Logo ORWOIm Osten der Republik lieferte ORWO (Original Wolfen) einst die Standardmaterialien für die analoge Fotografie, war marktbeherrschend und so gut wie konkurrenzlos. Die Wiedervereinigung aber hat das Unternehmen als Ganzes nicht überstanden. photoscala wirft einen Blick auf die Geschichte der Marke „ORWO“ und ihrer Fertigungsstandorte:

So weit verbreitet ORWO-Materialien im Osten waren, im Westen waren ORWO-Filme und -Papiere – von der Beroflex AG (Berlin / Bad Kissingen) importiert – im Niedrigpreissegment angesiedelt. Nach der Wende gelang es nicht, ORWO in gänze zu erhalten und heute teilen sich zahlreiche, mehr oder minder große, Betriebe das Erbe.

Wobei schon die Vorgeschichte der Marke ORWO höchst interessant ist: Die Filmfabrik Wolfen wurde 1909 von der Aktiengesellschaft für Anilin-Fabrikation (Agfa) gegründet. Im Jahre 1936 wurde mit dem Agfacolor Neu ein Mehrschichtenfarbfilm vorgestellt. Im gleichen Jahr wurde in Wolfen auch eine Kunstfaserfertigung auf der Basis von Cellulose errichtet. Film und Kunstfaser waren damals eng verwandte Produkte. 1945 wurde die Filmfabrik von den US-amerikanischen Streitkräften übernommen und zahlreiche Firmenunterlagen wurden beschlagnahmt und offensichtlich den amerikanischen Wettbewerbern zur Verfügung gestellt.
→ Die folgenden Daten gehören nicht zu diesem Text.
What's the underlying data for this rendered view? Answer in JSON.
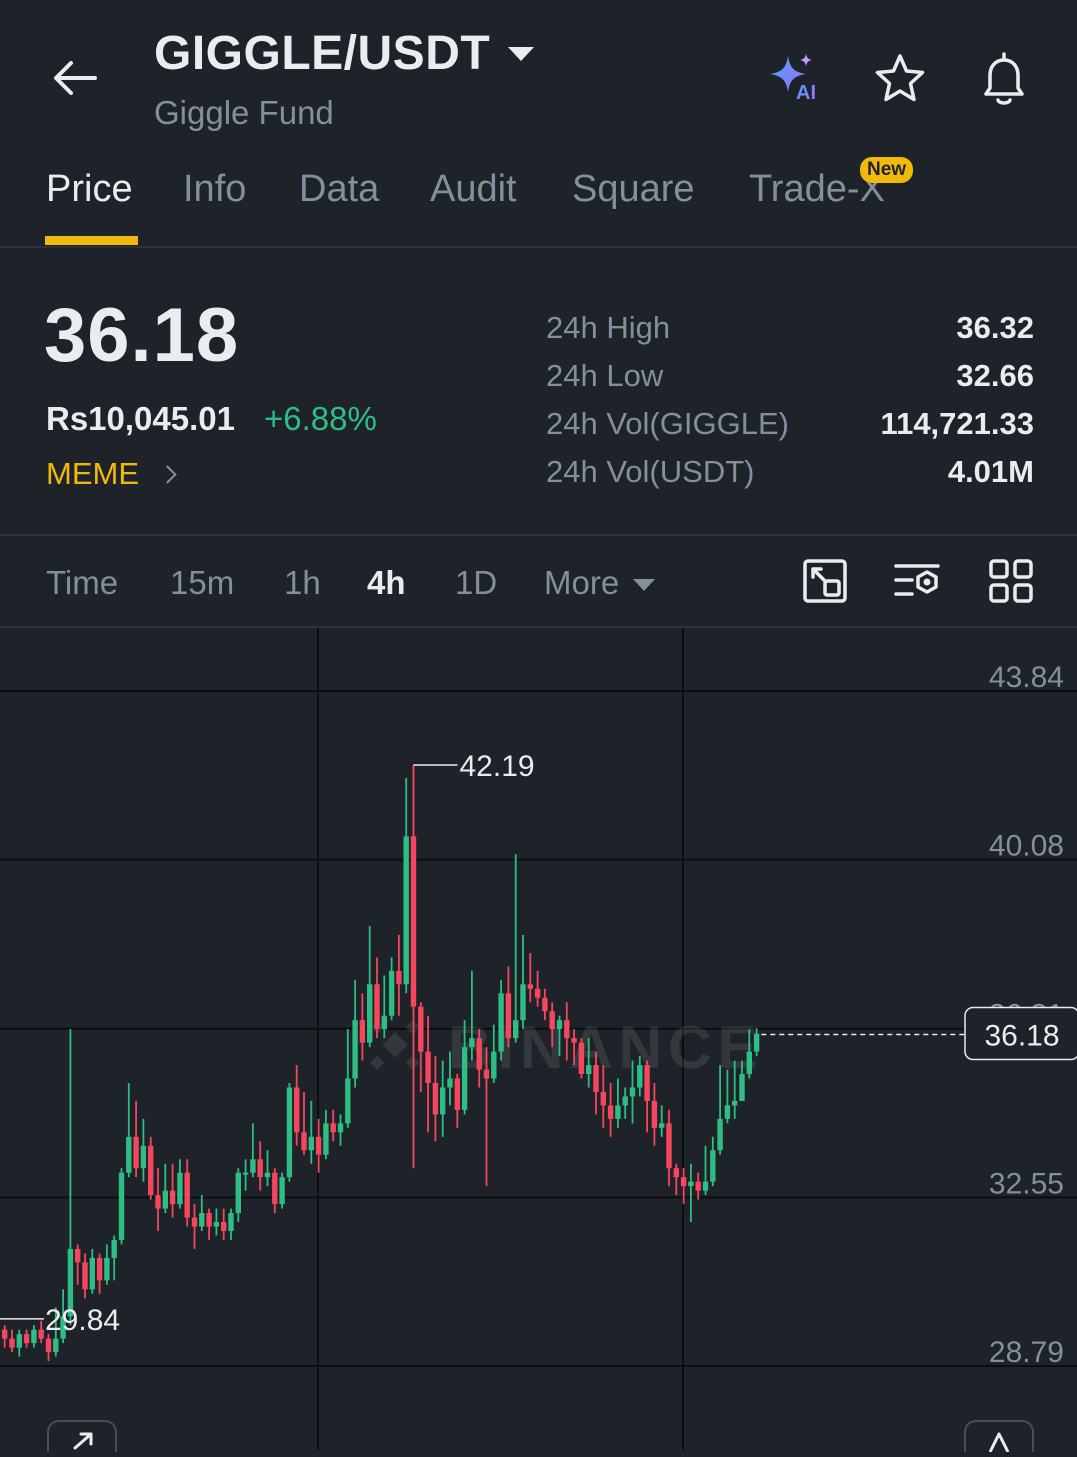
{
  "header": {
    "pair": "GIGGLE/USDT",
    "subtitle": "Giggle Fund",
    "ai_label": "AI"
  },
  "tabs": [
    {
      "label": "Price",
      "active": true
    },
    {
      "label": "Info",
      "active": false
    },
    {
      "label": "Data",
      "active": false
    },
    {
      "label": "Audit",
      "active": false
    },
    {
      "label": "Square",
      "active": false
    },
    {
      "label": "Trade-X",
      "active": false,
      "badge": "New"
    }
  ],
  "price": {
    "last": "36.18",
    "fiat": "Rs10,045.01",
    "change": "+6.88%",
    "tag": "MEME"
  },
  "stats": [
    {
      "label": "24h High",
      "value": "36.32"
    },
    {
      "label": "24h Low",
      "value": "32.66"
    },
    {
      "label": "24h Vol(GIGGLE)",
      "value": "114,721.33"
    },
    {
      "label": "24h Vol(USDT)",
      "value": "4.01M"
    }
  ],
  "intervals": {
    "items": [
      "Time",
      "15m",
      "1h",
      "4h",
      "1D"
    ],
    "active": "4h",
    "more": "More"
  },
  "colors": {
    "up": "#2ebd85",
    "down": "#f6465d",
    "accent": "#f0b90b",
    "background": "#1e2329",
    "text_muted": "#848e9c"
  },
  "chart_data": {
    "type": "candlestick",
    "interval": "4h",
    "y_axis_ticks": [
      "43.84",
      "40.08",
      "36.31",
      "32.55",
      "28.79"
    ],
    "ylim": [
      28.79,
      43.84
    ],
    "high_marker": "42.19",
    "low_marker": "29.84",
    "current_price_label": "36.18",
    "watermark": "BINANCE",
    "candles": [
      [
        29.6,
        29.4,
        29.7,
        29.2
      ],
      [
        29.4,
        29.2,
        29.6,
        29.1
      ],
      [
        29.2,
        29.5,
        29.6,
        29.0
      ],
      [
        29.5,
        29.3,
        29.6,
        29.2
      ],
      [
        29.3,
        29.6,
        29.7,
        29.2
      ],
      [
        29.6,
        29.4,
        29.8,
        29.3
      ],
      [
        29.4,
        29.1,
        29.5,
        28.9
      ],
      [
        29.1,
        29.4,
        30.1,
        29.0
      ],
      [
        29.4,
        29.9,
        30.5,
        29.3
      ],
      [
        29.9,
        31.4,
        36.3,
        29.7
      ],
      [
        31.4,
        31.1,
        31.5,
        30.6
      ],
      [
        31.1,
        30.5,
        31.3,
        30.3
      ],
      [
        30.5,
        31.2,
        31.4,
        30.4
      ],
      [
        31.2,
        30.7,
        31.3,
        30.4
      ],
      [
        30.7,
        31.2,
        31.5,
        30.6
      ],
      [
        31.2,
        31.6,
        31.7,
        30.7
      ],
      [
        31.6,
        33.1,
        33.2,
        31.5
      ],
      [
        33.1,
        33.9,
        35.1,
        33.0
      ],
      [
        33.9,
        33.2,
        34.7,
        33.0
      ],
      [
        33.2,
        33.7,
        34.3,
        32.9
      ],
      [
        33.7,
        32.6,
        33.9,
        32.5
      ],
      [
        32.6,
        32.3,
        33.2,
        31.8
      ],
      [
        32.3,
        32.7,
        33.3,
        32.2
      ],
      [
        32.7,
        32.4,
        33.3,
        32.1
      ],
      [
        32.4,
        33.1,
        33.4,
        32.3
      ],
      [
        33.1,
        32.1,
        33.4,
        31.9
      ],
      [
        32.1,
        31.9,
        32.4,
        31.4
      ],
      [
        31.9,
        32.2,
        32.6,
        31.8
      ],
      [
        32.2,
        31.9,
        32.3,
        31.6
      ],
      [
        31.9,
        32.0,
        32.3,
        31.7
      ],
      [
        32.0,
        31.8,
        32.3,
        31.6
      ],
      [
        31.8,
        32.2,
        32.3,
        31.6
      ],
      [
        32.2,
        33.1,
        33.2,
        32.0
      ],
      [
        33.1,
        33.1,
        33.4,
        32.7
      ],
      [
        33.1,
        33.4,
        34.2,
        33.0
      ],
      [
        33.4,
        33.0,
        33.8,
        32.7
      ],
      [
        33.0,
        33.1,
        33.6,
        32.8
      ],
      [
        33.1,
        32.4,
        33.2,
        32.2
      ],
      [
        32.4,
        33.0,
        33.1,
        32.3
      ],
      [
        33.0,
        35.0,
        35.1,
        32.9
      ],
      [
        35.0,
        34.0,
        35.5,
        33.7
      ],
      [
        34.0,
        33.6,
        34.9,
        33.5
      ],
      [
        33.6,
        33.9,
        34.7,
        33.3
      ],
      [
        33.9,
        33.5,
        34.3,
        33.1
      ],
      [
        33.5,
        34.2,
        34.5,
        33.4
      ],
      [
        34.2,
        34.0,
        34.5,
        33.8
      ],
      [
        34.0,
        34.2,
        34.4,
        33.7
      ],
      [
        34.2,
        35.2,
        36.3,
        34.1
      ],
      [
        35.2,
        36.5,
        37.4,
        35.0
      ],
      [
        36.5,
        36.0,
        37.1,
        35.6
      ],
      [
        36.0,
        37.3,
        38.6,
        35.9
      ],
      [
        37.3,
        36.3,
        37.9,
        36.1
      ],
      [
        36.3,
        36.6,
        37.5,
        36.1
      ],
      [
        36.6,
        37.6,
        37.9,
        36.5
      ],
      [
        37.6,
        37.3,
        38.4,
        36.6
      ],
      [
        37.3,
        40.6,
        41.9,
        37.1
      ],
      [
        40.6,
        36.8,
        42.19,
        33.2
      ],
      [
        36.8,
        35.8,
        36.9,
        34.9
      ],
      [
        35.8,
        35.1,
        36.6,
        34.0
      ],
      [
        35.1,
        34.4,
        35.7,
        33.8
      ],
      [
        34.4,
        35.0,
        35.6,
        33.9
      ],
      [
        35.0,
        35.2,
        35.8,
        34.6
      ],
      [
        35.2,
        34.5,
        35.3,
        34.1
      ],
      [
        34.5,
        35.9,
        36.5,
        34.4
      ],
      [
        35.9,
        36.1,
        37.6,
        35.6
      ],
      [
        36.1,
        35.4,
        36.3,
        35.0
      ],
      [
        35.4,
        35.2,
        35.9,
        32.8
      ],
      [
        35.2,
        35.8,
        36.4,
        35.1
      ],
      [
        35.8,
        37.1,
        37.4,
        35.6
      ],
      [
        37.1,
        36.1,
        37.7,
        35.9
      ],
      [
        36.1,
        36.5,
        40.2,
        36.0
      ],
      [
        36.5,
        37.3,
        38.4,
        36.3
      ],
      [
        37.3,
        37.2,
        38.0,
        36.9
      ],
      [
        37.2,
        37.0,
        37.6,
        36.8
      ],
      [
        37.0,
        36.7,
        37.2,
        36.5
      ],
      [
        36.7,
        36.3,
        36.9,
        35.9
      ],
      [
        36.3,
        36.5,
        36.6,
        35.7
      ],
      [
        36.5,
        36.1,
        36.9,
        35.6
      ],
      [
        36.1,
        36.0,
        36.3,
        35.5
      ],
      [
        36.0,
        35.3,
        36.1,
        35.2
      ],
      [
        35.3,
        35.5,
        36.1,
        35.0
      ],
      [
        35.5,
        34.9,
        35.8,
        34.4
      ],
      [
        34.9,
        34.6,
        35.5,
        34.1
      ],
      [
        34.6,
        34.3,
        35.1,
        33.9
      ],
      [
        34.3,
        34.6,
        35.2,
        34.1
      ],
      [
        34.6,
        34.8,
        35.0,
        34.3
      ],
      [
        34.8,
        35.0,
        35.6,
        34.2
      ],
      [
        35.0,
        35.5,
        35.7,
        34.8
      ],
      [
        35.5,
        34.7,
        35.6,
        34.0
      ],
      [
        34.7,
        34.1,
        35.1,
        33.7
      ],
      [
        34.1,
        34.2,
        34.6,
        33.9
      ],
      [
        34.2,
        33.2,
        34.5,
        32.8
      ],
      [
        33.2,
        33.0,
        33.3,
        32.6
      ],
      [
        33.0,
        32.8,
        33.2,
        32.4
      ],
      [
        32.8,
        32.9,
        33.3,
        32.0
      ],
      [
        32.9,
        32.7,
        33.1,
        32.5
      ],
      [
        32.7,
        32.9,
        33.7,
        32.6
      ],
      [
        32.9,
        33.6,
        33.9,
        32.8
      ],
      [
        33.6,
        34.3,
        35.5,
        33.5
      ],
      [
        34.3,
        34.6,
        35.4,
        34.2
      ],
      [
        34.6,
        34.7,
        35.6,
        34.3
      ],
      [
        34.7,
        35.3,
        35.6,
        34.7
      ],
      [
        35.3,
        35.8,
        36.3,
        35.2
      ],
      [
        35.8,
        36.2,
        36.32,
        35.7
      ]
    ]
  }
}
Ein wenige Jahre später von Eastman Kodak vorgestellter Farbfilm soll auf dem Wolfener Verfahren basiert haben. Nach Demontage und einer Zeit als Sowjetische Aktiengesellschaft entstand 1953 der VEB* Film- und Faserwerk Agfa Wolfen. Im Jahre 1964 erfolgte die Einführung des Warenzeichens ORWO. 1970 wurde das Fotochemische Kombinat gegründet. Darin wurden neben dem VEB Filmfabrik Wolfen die folgenden Betriebe zusammengefasst: die Fotopapierwerke Werningerode, die Fotochemischen Werke Berlin, die Gelatinwerke Calbe, die Fotopapierwerke Dresden und das Foto- und Lichtpausenpapierwerk Berlin.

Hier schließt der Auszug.